Gráfico 2 O declínio prolongado na capacidade de utilização na indústria manufactureira pode ser visto no gráfico 2 , que apresenta isto em termos de médias móveis decenais. Durante o período mostrado no gráfico, o ponto alto foi o período de dez anos 1964-1975, ao passo que o ponto baixo foi o de 1975-1984. Dados preliminares indicam que 2001 registou o mais baixo nível de capacidade de utilização (ou o mais alto nível de excesso de capacidade) desde 1983.

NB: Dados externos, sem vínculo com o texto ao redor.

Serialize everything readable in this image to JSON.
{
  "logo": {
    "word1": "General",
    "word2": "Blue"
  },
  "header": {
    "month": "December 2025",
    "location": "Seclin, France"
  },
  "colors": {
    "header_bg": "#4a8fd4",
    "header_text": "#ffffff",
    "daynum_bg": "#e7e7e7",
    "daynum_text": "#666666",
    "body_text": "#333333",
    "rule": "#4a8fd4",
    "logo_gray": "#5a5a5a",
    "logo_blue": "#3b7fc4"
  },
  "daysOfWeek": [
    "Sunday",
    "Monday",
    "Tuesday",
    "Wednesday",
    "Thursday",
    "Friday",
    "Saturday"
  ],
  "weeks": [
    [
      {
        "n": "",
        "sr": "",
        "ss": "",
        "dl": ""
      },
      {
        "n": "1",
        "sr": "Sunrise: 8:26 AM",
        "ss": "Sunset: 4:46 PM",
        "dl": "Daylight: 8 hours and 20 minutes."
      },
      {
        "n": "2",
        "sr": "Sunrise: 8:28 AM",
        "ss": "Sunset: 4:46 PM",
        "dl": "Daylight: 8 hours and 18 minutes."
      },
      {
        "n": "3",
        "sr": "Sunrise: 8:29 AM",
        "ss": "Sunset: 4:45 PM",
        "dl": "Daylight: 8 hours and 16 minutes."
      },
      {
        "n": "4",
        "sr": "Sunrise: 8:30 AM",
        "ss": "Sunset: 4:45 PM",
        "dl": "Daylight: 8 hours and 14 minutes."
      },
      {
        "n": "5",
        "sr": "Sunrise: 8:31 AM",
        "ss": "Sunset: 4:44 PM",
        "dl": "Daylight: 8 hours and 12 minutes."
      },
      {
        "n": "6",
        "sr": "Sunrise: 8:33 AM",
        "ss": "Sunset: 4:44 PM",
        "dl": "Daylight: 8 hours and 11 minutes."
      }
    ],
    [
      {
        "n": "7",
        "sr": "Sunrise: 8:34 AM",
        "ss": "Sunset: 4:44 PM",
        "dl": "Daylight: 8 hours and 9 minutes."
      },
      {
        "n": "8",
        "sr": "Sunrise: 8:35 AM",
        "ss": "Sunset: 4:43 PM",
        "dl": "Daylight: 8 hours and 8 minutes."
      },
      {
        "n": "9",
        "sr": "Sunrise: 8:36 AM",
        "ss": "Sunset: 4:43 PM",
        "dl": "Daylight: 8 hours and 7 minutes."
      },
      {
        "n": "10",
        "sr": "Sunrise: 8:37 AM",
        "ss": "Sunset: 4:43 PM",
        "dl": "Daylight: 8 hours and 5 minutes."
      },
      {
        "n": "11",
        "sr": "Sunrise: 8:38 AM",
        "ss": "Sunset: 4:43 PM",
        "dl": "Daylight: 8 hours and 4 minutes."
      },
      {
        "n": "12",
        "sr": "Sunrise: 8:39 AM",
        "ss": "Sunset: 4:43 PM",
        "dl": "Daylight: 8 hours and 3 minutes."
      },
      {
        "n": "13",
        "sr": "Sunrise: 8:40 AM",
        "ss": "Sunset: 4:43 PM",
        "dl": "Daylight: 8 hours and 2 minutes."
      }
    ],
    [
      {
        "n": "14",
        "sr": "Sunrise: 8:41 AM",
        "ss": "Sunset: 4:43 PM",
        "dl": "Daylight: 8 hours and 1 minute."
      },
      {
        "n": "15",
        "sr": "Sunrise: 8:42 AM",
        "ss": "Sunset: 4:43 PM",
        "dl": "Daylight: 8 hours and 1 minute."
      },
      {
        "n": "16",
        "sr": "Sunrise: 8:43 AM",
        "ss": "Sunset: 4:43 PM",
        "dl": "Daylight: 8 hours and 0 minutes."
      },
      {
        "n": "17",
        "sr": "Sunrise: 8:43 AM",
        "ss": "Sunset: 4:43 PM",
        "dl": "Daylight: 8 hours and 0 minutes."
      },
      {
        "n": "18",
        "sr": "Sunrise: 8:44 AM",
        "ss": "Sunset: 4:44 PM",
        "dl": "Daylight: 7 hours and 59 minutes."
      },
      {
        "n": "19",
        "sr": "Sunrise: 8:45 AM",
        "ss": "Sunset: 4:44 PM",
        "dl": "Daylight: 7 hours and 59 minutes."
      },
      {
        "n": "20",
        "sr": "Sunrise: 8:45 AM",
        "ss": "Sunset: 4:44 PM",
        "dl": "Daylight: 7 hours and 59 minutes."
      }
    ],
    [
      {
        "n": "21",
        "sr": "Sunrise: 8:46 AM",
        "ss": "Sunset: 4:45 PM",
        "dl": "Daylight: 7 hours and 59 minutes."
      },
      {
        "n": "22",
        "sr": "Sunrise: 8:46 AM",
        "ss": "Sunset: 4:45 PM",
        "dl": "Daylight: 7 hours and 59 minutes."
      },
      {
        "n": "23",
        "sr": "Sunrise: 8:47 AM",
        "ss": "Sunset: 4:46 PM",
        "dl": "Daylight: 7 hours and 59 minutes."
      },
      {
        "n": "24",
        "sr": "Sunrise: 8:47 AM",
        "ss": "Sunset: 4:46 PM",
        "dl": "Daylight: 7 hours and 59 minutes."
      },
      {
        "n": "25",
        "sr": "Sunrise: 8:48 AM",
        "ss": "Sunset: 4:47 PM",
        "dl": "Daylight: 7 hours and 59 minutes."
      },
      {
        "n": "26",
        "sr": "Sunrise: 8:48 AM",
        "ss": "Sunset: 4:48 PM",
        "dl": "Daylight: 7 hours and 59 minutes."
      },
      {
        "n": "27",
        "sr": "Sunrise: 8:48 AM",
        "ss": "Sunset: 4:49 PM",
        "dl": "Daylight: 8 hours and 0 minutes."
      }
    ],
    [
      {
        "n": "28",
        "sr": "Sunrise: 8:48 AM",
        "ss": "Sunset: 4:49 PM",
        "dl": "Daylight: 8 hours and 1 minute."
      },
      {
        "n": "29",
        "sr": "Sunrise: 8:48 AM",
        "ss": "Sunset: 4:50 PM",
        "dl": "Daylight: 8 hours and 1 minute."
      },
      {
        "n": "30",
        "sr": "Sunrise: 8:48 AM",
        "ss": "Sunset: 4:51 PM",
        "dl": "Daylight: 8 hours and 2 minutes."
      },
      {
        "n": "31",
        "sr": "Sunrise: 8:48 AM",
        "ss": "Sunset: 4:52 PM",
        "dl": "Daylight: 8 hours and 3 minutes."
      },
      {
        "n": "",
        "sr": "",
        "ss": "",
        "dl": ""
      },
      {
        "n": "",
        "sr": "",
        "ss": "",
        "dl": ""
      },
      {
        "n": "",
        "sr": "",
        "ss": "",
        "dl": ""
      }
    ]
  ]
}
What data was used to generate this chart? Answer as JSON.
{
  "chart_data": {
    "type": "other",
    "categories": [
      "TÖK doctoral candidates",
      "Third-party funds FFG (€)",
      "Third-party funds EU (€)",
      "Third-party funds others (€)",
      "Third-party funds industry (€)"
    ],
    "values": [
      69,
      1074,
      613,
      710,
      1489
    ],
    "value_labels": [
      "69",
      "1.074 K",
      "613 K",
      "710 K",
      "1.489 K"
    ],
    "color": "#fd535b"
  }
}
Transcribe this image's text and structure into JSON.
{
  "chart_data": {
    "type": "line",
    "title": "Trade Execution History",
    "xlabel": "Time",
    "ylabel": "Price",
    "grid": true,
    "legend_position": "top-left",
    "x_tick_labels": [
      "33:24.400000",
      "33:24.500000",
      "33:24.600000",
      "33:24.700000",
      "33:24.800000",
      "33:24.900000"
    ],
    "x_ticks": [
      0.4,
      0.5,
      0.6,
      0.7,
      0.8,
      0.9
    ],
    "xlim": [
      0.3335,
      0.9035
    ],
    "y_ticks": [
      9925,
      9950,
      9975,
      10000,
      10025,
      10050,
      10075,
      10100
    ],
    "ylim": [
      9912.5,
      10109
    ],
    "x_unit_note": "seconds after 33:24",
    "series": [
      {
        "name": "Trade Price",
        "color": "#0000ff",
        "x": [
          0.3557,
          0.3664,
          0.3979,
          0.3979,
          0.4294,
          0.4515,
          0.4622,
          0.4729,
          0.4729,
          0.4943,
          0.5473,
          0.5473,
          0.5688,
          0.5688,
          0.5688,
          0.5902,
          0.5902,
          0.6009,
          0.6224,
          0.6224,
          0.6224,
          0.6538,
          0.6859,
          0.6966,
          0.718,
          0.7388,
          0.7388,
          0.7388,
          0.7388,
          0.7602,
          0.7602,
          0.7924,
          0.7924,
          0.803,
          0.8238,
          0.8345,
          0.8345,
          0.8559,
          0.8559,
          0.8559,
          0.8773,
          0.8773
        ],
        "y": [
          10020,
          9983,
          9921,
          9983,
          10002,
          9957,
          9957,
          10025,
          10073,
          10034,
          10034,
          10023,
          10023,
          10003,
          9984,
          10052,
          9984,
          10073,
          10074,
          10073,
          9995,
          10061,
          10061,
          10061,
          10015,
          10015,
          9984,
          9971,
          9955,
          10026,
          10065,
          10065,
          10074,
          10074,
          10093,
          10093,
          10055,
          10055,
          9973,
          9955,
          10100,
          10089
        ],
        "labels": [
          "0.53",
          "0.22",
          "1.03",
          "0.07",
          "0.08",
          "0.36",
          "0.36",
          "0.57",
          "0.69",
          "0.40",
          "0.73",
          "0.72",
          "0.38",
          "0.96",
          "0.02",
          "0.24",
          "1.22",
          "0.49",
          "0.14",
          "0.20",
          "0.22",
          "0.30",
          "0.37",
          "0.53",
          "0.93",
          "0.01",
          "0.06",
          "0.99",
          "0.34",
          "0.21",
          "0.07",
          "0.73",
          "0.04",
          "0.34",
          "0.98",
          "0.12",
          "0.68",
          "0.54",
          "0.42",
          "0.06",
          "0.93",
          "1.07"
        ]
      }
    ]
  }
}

Como foi mencionado acima, as depressões tornam-se auto-reforçadoras porque as corporações são extremamente relutantes em investir quando se deparam com quantidades substanciais de excesso de capacidade e de stocks. Esta situação é particularmente evidente hoje na alta tecnologia, sobretudo nas telecomunicações. "Alguns negócios, especialmente no sector da informação e das tecnologias de comunicação", afirma The Economic Report of the President, 2002, "podem ter superestimado o potencial da "Nova Economia" e portanto super-investido em capacidade produtiva. Além disso, os negócios em toda a economia foram surpreendidos pela extensão do declínio na procura agregada em 2000 e 2001 e, portanto, eles tiveram de rever para baixo os planos dos stocks de capital que desejavam" (pg. 40).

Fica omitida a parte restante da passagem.